大統領とホワイトハウス高官が、互いに異なる発言をすることは異常である。米国政府は、台湾防衛に関する曖昧な姿勢をむしろ強調している様に感じる。そして、行政側にいない下院議長ナンシー・ペロシや前国務長官マイク・ポンぺオの台湾訪問と発言が、米国政府の考えを代弁していると外側からは見える。

 

つまり中国は、(トランプ或いは彼に近い共和党政権以外の)米国はバイデン大統領の言葉の通りの対中戦略を採る可能性が高いと思っているだろう。

 

一昨日の文章で紹介したのは、この対中戦略を米国ネオコン系が目指す「グレートリセット」の一環と見る考え方である。そして、バイデン政権は、ロシア・プーチン政権を弱体化するウクライナ戦争の次に、中国・習近平政権を弱体化する台湾戦争を目論んでいる可能性が高いと思う。

 

彼らは、最終的にマルクス・レーニン・トロツキー以来の、世界統一政権(世界帝国)の樹立を目指しているのだろう。米国はものすごく大きな枠組みで戦略を展開していると思う。この理解が日本政府に殆どないのが心配である。

 

将来台湾戦争が起こるとすれば、そのシナリオは、既に対ロシア戦略として実行されているものと似ているだろう。つまり、不可分と認識していた国との間に楔を打ち込み、徐々に敵対する国に育て上げ、様々な敵対行為を実行させる。そしてその巨大な敵国を巧妙にその隣接する国との戦争に引きずり込むのである。

 

ウクライナの場合は、正統性のあるヤヌコビッチ大統領をクーデターで追い出し、傀儡政権と思われる政権を樹立させ、嫌がらせをロシア人の多い東部地域等で大規模に展開させた。その上で、米国はウクライナの軍備増強に最大限協力した。

 

その戦争の結果、大量のウクライナ国民の命とインフラが失われた。インフラは再建できても、命は元にもどらない。

 

数年の間に、今回のウクライナ戦争と似たシナリオで、台湾戦争が起こる可能性が高い。(補足1)その場合、ウクライナ戦争のシナリオにおいて、ロシアを中国に、クリミヤやドンパス地方を台湾に、そしてキエフ等ウクライナ西部を日本と韓国に替えた形のシナリオで戦争が始まる可能性が高いと思う。

 

米国は、台湾侵攻の切っ掛けとして、習近平政権に対して経済破綻と民衆の反乱を誘発するつもりだろう。今行われている対中制裁も、そのような見方で観測すべきだろうと思う。実際、あの「白紙革命」の背後に米国の影があると見る人もいる。(補足2)

 

前回の記事で警告的に書いたのは、現在自民党政府が進めている敵基地攻撃能力の獲得と軍事費の倍増計画は、その時(中国の台湾侵攻)のための準備だと考えられることである。つまり、何かにつけ実行力に欠ける岸田首相が、国家防衛戦略改定と大幅防衛費増を決定する背後に米国の指示があるのは確実である。

 

 

2)更に検討:

 

以上のシナリオは、中国に詳しい評論家の遠藤誉氏の考察を紹介した記事「キッシンジャーがバイデン発言を批判「台湾を米中交渉のカードにするな」」にも解説されている。
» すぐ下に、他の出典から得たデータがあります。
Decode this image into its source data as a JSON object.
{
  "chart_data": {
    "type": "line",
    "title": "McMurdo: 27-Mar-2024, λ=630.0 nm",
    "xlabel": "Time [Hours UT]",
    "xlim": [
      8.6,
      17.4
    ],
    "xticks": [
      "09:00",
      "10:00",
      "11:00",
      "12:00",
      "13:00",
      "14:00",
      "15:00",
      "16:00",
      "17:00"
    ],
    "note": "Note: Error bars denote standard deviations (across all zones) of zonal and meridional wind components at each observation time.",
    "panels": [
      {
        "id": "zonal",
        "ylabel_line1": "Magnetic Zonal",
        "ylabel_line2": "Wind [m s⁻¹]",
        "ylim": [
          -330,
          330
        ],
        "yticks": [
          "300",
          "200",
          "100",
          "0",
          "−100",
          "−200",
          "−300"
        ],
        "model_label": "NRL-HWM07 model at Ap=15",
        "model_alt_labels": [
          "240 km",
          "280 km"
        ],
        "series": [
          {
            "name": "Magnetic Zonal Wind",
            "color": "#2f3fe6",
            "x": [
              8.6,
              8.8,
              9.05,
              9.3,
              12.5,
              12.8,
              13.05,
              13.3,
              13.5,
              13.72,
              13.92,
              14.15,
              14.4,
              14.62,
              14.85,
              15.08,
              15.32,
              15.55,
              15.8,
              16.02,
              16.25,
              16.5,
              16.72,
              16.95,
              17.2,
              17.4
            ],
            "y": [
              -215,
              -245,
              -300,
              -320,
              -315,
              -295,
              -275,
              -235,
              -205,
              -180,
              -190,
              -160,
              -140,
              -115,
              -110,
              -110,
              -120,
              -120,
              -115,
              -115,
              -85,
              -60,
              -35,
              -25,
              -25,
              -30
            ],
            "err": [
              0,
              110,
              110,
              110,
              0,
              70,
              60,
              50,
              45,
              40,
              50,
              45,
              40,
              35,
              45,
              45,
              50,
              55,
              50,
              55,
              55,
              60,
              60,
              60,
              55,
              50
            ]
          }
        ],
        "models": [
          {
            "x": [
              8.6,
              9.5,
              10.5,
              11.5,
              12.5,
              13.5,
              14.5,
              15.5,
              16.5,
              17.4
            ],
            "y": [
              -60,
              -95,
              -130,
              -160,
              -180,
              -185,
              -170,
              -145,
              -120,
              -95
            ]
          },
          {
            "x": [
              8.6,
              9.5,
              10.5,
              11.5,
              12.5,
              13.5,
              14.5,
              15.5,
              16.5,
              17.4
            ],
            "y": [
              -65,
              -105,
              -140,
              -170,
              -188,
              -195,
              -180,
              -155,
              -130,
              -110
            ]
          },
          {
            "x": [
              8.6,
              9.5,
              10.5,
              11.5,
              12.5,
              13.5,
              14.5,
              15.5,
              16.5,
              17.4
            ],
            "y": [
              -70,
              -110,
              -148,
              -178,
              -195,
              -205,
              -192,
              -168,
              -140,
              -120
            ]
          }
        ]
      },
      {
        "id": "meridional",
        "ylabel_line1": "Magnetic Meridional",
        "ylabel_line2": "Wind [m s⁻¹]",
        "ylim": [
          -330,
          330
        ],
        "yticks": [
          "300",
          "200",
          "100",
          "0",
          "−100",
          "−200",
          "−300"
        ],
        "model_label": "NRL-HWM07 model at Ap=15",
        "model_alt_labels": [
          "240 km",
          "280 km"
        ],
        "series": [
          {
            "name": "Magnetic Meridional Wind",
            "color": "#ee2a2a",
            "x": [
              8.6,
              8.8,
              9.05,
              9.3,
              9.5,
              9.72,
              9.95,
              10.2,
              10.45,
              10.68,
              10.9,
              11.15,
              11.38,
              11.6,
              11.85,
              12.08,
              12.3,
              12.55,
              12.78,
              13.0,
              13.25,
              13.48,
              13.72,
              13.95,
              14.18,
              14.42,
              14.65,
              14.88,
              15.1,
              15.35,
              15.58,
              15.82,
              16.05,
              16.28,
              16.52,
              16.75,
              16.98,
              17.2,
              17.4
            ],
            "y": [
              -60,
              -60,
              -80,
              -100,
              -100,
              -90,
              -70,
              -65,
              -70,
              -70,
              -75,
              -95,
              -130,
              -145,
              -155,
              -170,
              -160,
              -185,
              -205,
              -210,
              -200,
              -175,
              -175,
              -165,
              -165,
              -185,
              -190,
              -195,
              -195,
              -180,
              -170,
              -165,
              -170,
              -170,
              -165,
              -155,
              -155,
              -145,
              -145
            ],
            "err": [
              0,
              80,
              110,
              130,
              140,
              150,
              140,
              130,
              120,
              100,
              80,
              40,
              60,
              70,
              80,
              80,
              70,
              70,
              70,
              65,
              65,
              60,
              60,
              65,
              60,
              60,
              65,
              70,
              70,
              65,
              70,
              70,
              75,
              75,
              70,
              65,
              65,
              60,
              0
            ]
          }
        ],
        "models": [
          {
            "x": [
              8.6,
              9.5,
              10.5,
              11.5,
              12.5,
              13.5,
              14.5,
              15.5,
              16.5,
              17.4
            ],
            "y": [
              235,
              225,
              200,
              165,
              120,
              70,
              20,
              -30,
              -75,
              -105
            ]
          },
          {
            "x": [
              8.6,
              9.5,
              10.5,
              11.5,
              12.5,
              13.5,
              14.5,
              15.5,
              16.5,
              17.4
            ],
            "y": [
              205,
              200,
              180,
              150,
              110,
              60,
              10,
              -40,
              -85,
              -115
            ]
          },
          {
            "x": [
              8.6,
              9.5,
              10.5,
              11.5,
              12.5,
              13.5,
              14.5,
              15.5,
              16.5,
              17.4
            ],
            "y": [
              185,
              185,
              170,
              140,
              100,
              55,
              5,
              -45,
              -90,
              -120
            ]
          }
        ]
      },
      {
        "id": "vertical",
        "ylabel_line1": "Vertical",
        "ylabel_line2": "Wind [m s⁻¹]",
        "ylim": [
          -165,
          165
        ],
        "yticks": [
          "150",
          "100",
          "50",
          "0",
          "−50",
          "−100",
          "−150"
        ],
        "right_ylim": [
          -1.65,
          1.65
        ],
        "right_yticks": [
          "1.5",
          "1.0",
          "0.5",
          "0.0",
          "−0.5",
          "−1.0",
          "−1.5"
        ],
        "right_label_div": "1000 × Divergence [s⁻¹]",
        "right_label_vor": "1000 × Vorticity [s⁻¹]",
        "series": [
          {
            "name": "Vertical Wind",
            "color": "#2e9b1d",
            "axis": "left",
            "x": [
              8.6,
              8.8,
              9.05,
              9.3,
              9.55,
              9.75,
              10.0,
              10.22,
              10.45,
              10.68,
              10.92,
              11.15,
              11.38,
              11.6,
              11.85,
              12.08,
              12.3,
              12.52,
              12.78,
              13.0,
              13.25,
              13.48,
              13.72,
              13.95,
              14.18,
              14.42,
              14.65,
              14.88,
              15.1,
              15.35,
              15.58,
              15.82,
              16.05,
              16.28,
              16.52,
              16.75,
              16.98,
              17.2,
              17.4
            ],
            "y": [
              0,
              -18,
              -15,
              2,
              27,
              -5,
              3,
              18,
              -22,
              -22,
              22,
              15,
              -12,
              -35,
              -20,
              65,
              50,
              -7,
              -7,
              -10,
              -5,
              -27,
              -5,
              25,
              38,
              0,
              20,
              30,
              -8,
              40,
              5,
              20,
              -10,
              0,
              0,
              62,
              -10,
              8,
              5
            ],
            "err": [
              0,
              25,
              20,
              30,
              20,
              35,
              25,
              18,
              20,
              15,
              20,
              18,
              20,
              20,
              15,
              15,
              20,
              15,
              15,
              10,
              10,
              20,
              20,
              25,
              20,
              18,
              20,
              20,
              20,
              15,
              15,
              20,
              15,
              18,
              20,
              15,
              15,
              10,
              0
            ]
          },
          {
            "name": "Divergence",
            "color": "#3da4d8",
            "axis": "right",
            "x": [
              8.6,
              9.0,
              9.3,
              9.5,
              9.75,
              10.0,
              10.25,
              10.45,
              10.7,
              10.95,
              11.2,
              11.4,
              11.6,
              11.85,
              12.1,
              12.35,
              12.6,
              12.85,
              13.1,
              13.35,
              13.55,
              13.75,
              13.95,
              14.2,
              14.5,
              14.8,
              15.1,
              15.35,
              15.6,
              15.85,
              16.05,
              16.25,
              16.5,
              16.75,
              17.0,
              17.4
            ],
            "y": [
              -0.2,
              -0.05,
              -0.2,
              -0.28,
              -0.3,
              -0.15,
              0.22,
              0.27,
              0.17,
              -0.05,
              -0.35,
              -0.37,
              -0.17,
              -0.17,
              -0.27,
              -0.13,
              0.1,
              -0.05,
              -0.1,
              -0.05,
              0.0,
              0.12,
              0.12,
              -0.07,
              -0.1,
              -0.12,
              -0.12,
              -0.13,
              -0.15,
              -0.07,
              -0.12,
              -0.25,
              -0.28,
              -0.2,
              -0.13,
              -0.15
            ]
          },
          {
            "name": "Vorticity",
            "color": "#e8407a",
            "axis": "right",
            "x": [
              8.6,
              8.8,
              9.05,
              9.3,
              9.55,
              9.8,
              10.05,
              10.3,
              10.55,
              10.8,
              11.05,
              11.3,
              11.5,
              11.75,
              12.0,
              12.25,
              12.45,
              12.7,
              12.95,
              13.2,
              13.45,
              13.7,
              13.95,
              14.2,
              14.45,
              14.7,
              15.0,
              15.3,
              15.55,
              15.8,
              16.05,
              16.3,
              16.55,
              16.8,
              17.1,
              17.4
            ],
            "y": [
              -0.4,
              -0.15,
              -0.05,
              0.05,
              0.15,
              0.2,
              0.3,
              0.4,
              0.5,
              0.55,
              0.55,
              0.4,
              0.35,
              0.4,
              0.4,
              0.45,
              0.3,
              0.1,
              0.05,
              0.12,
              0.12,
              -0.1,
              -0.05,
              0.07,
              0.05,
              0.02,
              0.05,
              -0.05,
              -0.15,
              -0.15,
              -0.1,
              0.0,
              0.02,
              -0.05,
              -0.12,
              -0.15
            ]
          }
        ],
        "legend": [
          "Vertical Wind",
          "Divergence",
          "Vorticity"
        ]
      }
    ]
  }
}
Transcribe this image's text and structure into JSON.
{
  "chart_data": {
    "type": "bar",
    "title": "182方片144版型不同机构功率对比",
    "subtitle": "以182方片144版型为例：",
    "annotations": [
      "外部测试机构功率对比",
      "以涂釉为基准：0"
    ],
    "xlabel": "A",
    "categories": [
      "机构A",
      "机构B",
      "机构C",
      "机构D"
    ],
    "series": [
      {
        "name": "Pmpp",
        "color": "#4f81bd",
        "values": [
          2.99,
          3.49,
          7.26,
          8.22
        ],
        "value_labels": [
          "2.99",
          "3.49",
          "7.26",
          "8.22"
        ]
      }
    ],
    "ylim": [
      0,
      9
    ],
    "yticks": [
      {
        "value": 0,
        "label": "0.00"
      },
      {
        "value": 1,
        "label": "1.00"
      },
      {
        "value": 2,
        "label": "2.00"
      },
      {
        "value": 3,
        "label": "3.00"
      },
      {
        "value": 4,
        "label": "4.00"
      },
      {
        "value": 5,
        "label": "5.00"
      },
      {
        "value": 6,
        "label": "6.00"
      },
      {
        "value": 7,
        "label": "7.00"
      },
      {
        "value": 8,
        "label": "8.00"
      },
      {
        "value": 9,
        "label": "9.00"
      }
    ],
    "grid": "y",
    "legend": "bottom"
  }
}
https://web.fisco.jp/platform/market-news/0010840020220526001

 

つまり、世界の大混乱を避け、平和を維持する気があるのなら、台湾と中国の関係を現状のままにしておく筈であり、米国は殊更その間を割くような行動をすべきではない。同じ関係はロシアとウクライナの関係においても成り立つ。

 

米国元国務長官のキッシンジャーは、その様な考えに基づき現実的なウクライナ戦争の和平案をダボス会議で公表した。つまり、「ウクライナは、ロシア侵攻の日以前に支配下に無かった領域をロシアに割譲すべきだ」と言ったのである。https://ameblo.jp/polymorph86/entry-12745583759.html

 

このように、ロシアによるウクライナ侵攻も、将来おこるであろう中国による台湾侵攻も、ともに米国の民主党政権(或いはネオコン政権)の長年の世界戦略(上記の大きな枠組みでの戦略)と密接に絡んでいると考えるべきである。

 

米国は、バイデンが大統領になって以来、ペロシ下院議長の台湾訪問などを含め、中国を台湾侵攻に向かわせる様に挑発し続けている。そして挑発の本命は、中国を経済的困難に陥らせることである。様々な制裁と新型コロナによる混乱(誘発?)は、中国に台湾侵攻を決断させる方向に働くだろう。

 

因みに、新型コロナウイルスの開発は、武漢P4研究所の石正麗博士らの研究を、米国NIH傘下の研究所所長のアンソニー・ファウチ博士(米国ネオコン)が支援する形でなされた。元々この研究所の安全性が疑われていたことも合わせ考えると、ウイルスの漏えいに関する未必の故意的責任が米国にもある。(補足3)https://www.rieti.go.jp/jp/papers/contribution/fuji-kazuhiko/296.html

 

兎に角、中国は今後不動産不況とゼロコロナ策の失敗とにより、政治的混乱が生じる危険性が高い。その政治情況下での日本の形振り構わない形での軍事費増額と安保戦略変更は、中国を刺激する。それは、2014年から去年までの戦争前のウクライナとロシアの情況に似ている。

 

 

補足;

 

1)ロバートエルドリッチ元在沖縄海兵隊高官は、クリスマス休暇から正月休暇にも起こり得ると発言している。https://www.youtube.com/watch?v=MoUdNaipqY8

 

 

2)中国での白紙革命、つまり最近のゼロコロナ政策に反対するデモの背後に、米国の工作があったらしいという話がyoutubeで紹介されていた。確認する方法がないので、本文ではなく補足で引用する。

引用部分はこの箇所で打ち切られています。